A primeira vez em que fui assaltado foi em Vila Isabel, onde morei por alguns anos. Aconteceu em plena luz do dia. Eu era adolescente, cara de bobo, estava com um relógio. Chegou um cara por trás, segurou meu braço e o tirou de mim. Foi a primeira vez na vida em que senti algo bem estranho: ele não tinha o direito de fazer isso. O relógio era meu. Meu avô tinha trabalhado duro para comprar, e alguém veio para se apossar de algo que não lhe pertencia, de um bem pelo qual não fez esforço algum para comprar.
Na segunda vez, minha mãe tinha colocado um anúncio nos classificados para vender um tapete que meu avô tinha trazido de Bagdá. Também era adolescente e estava com meu padastro em casa, em um final de tarde. O porteiro anunciou o possível comprador. Ao abrir a porta, já senti um clima estranho, até porque eram duas pessoas. Em poucos segundos, um deles puxou um revólver calibre 38 e anunciou o assalto. Houve muito terror psicológico. Amarraram meu padastro e eu. Fizeram a limpa no apartamento.
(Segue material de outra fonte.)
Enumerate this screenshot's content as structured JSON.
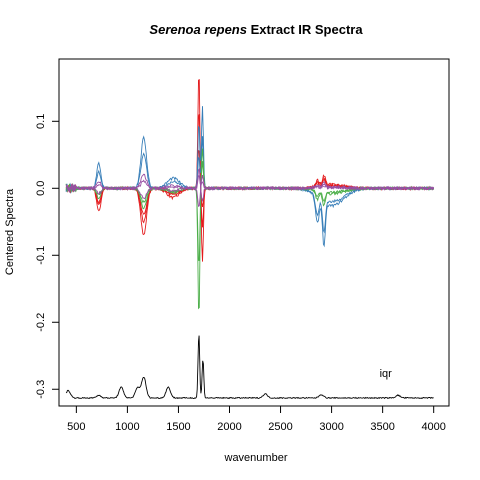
{
  "chart_data": {
    "type": "line",
    "title": {
      "italic": "Serenoa repens",
      "rest": " Extract IR Spectra"
    },
    "xlabel": "wavenumber",
    "ylabel": "Centered Spectra",
    "xlim": [
      330,
      4150
    ],
    "ylim": [
      -0.325,
      0.193
    ],
    "xticks": [
      500,
      1000,
      1500,
      2000,
      2500,
      3000,
      3500,
      4000
    ],
    "xtick_labels": [
      "500",
      "1000",
      "1500",
      "2000",
      "2500",
      "3000",
      "3500",
      "4000"
    ],
    "yticks": [
      -0.3,
      -0.2,
      -0.1,
      0.0,
      0.1
    ],
    "ytick_labels": [
      "-0.3",
      "-0.2",
      "-0.1",
      "0.0",
      "0.1"
    ],
    "annotation": {
      "text": "iqr",
      "x": 3530,
      "y": -0.276
    },
    "colors": [
      "#E41A1C",
      "#377EB8",
      "#4DAF4A",
      "#984EA3"
    ],
    "series_profiles": [
      {
        "color": "#E41A1C",
        "peak_1700": 0.178,
        "trough_1730": -0.11,
        "band_1150": -0.07,
        "band_2900": 0.015
      },
      {
        "color": "#E41A1C",
        "peak_1700": 0.12,
        "trough_1730": -0.06,
        "band_1150": -0.04,
        "band_2900": 0.012
      },
      {
        "color": "#E41A1C",
        "peak_1700": 0.06,
        "trough_1730": -0.03,
        "band_1150": -0.05,
        "band_2900": 0.009
      },
      {
        "color": "#377EB8",
        "peak_1700": 0.1,
        "trough_1730": 0.125,
        "band_1150": 0.075,
        "band_2900": -0.065
      },
      {
        "color": "#377EB8",
        "peak_1700": 0.05,
        "trough_1730": 0.08,
        "band_1150": 0.05,
        "band_2900": -0.05
      },
      {
        "color": "#4DAF4A",
        "peak_1700": -0.197,
        "trough_1730": 0.06,
        "band_1150": -0.03,
        "band_2900": -0.02
      },
      {
        "color": "#4DAF4A",
        "peak_1700": -0.12,
        "trough_1730": 0.04,
        "band_1150": -0.02,
        "band_2900": -0.015
      },
      {
        "color": "#984EA3",
        "peak_1700": 0.03,
        "trough_1730": -0.02,
        "band_1150": 0.02,
        "band_2900": 0.006
      },
      {
        "color": "#984EA3",
        "peak_1700": -0.03,
        "trough_1730": 0.02,
        "band_1150": -0.015,
        "band_2900": 0.004
      },
      {
        "color": "#984EA3",
        "peak_1700": 0.02,
        "trough_1730": 0.01,
        "band_1150": 0.01,
        "band_2900": 0.003
      }
    ],
    "iqr_trace": {
      "color": "#000000",
      "baseline": -0.313,
      "peaks": [
        {
          "x": 420,
          "y": -0.302
        },
        {
          "x": 720,
          "y": -0.309
        },
        {
          "x": 940,
          "y": -0.297
        },
        {
          "x": 1100,
          "y": -0.298
        },
        {
          "x": 1160,
          "y": -0.282
        },
        {
          "x": 1400,
          "y": -0.297
        },
        {
          "x": 1700,
          "y": -0.217
        },
        {
          "x": 1740,
          "y": -0.255
        },
        {
          "x": 2350,
          "y": -0.307
        },
        {
          "x": 2900,
          "y": -0.308
        },
        {
          "x": 3650,
          "y": -0.309
        }
      ]
    }
  }
}
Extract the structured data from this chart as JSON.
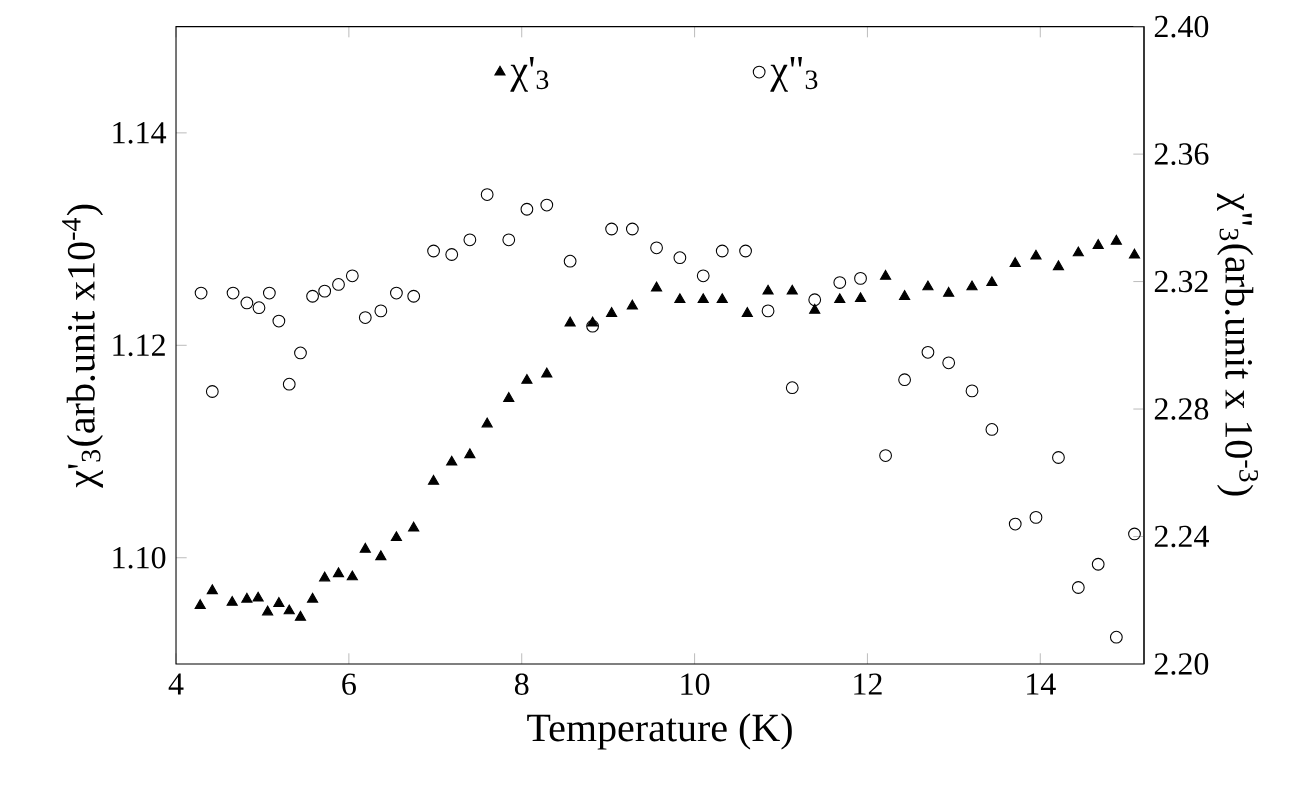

O tempo foi passando… Trabalhei muito com os menos favorecidos no início da minha juventude, me tornei fuzileiro naval, fui viver mais de perto a realidade das favelas. Ganhei sagacidade para entender os sinais que me permitiram evitar diversos assaltos. Furtos foram inúmeros – em blocos de Carnaval, quem nunca? Mas, assalto, com emprego de força ou arma, foram bem poucos.
Mas sempre pode acontecer. Na terceira vez, eu havia feito um saque no banco para o pagamento de colaboradores de um projeto que temos nas favelas do Rio até hoje. Chegava em frente à vila onde ficava a antiga sede da Agência de Notícias das Favelas e fui abordado por uma moto. O passageiro do banco do carona desembarcou com um revólver 38 e apontou para mim, pedindo o dinheiro e também meu celular. Passei sem hesitar. Só restou, mais uma vez, a sensação de impotência. O boletim de ocorrência na delegacia mais próxima não deu em nada e só serviu para aumentar as estatísticas de violência da cidade.
A ocasião mais recente foi na quarta, quando eu saía do apartamento onde estava editando o documentário “Eu só quero é ser feliz – Uma breve história do Funk Carioca”, que vamos lançar na próximo semana. Saí do portão do prédio onde estava, com meu celular na mão, à espera do motorista do Uber. Em poucos segundos, dois caras em uma moto pararam na minha frente. O carona, com a arma no colo, disse: “Me dá o celular, senão, tu morre!”. Dei o celular, e ele continuou: “Aliança e cordão!”. Mostrei que não tinha nada. O da frente já disse: “Dá logo um tiro na cara dele!” – passou um filme na minha cabeça, com as tantas matérias que vemos na mídia sobre assaltantes desesperados ou mesmo muito frios que disparam contra a vítima. O de trás disse: “A carteira!”. Dei na hora, mais uma vez, sem hesitar.
Novamente, vivenciei a velha sensação de impotência. Fiquei pensando no quanto já visitei presídios, nos quantos marginais que já conheci e no quanto fiz para resgatá-los. Confesso que fiquei com muita raiva, mas também aliviado, porque, como dizem, “Vão-se os anéis, ficam os dedos”. No calor da hora, a vontade era fazer alguma coisa. Ouvi até de alguém: “Esses assaltantes têm que morrer!”. Mas… Olho por olho e o mundo acabará cego.
É impossível não pensar na situação da criminalidade no Rio. Do meu ponto de vista, tudo só tende a piorar com a recessão e o desemprego que vivemos. A solução? Investimento em educação e distribuição de renda em nosso país. Não muda agora, mas essa é a saída. Enquanto houver poucos com muito e a maioria com quase nada, esse e outros muitos casos de violência vão seguir acontecendo.
O que resta é estar atento e forte nas ruas da Cidade Maravilhosa.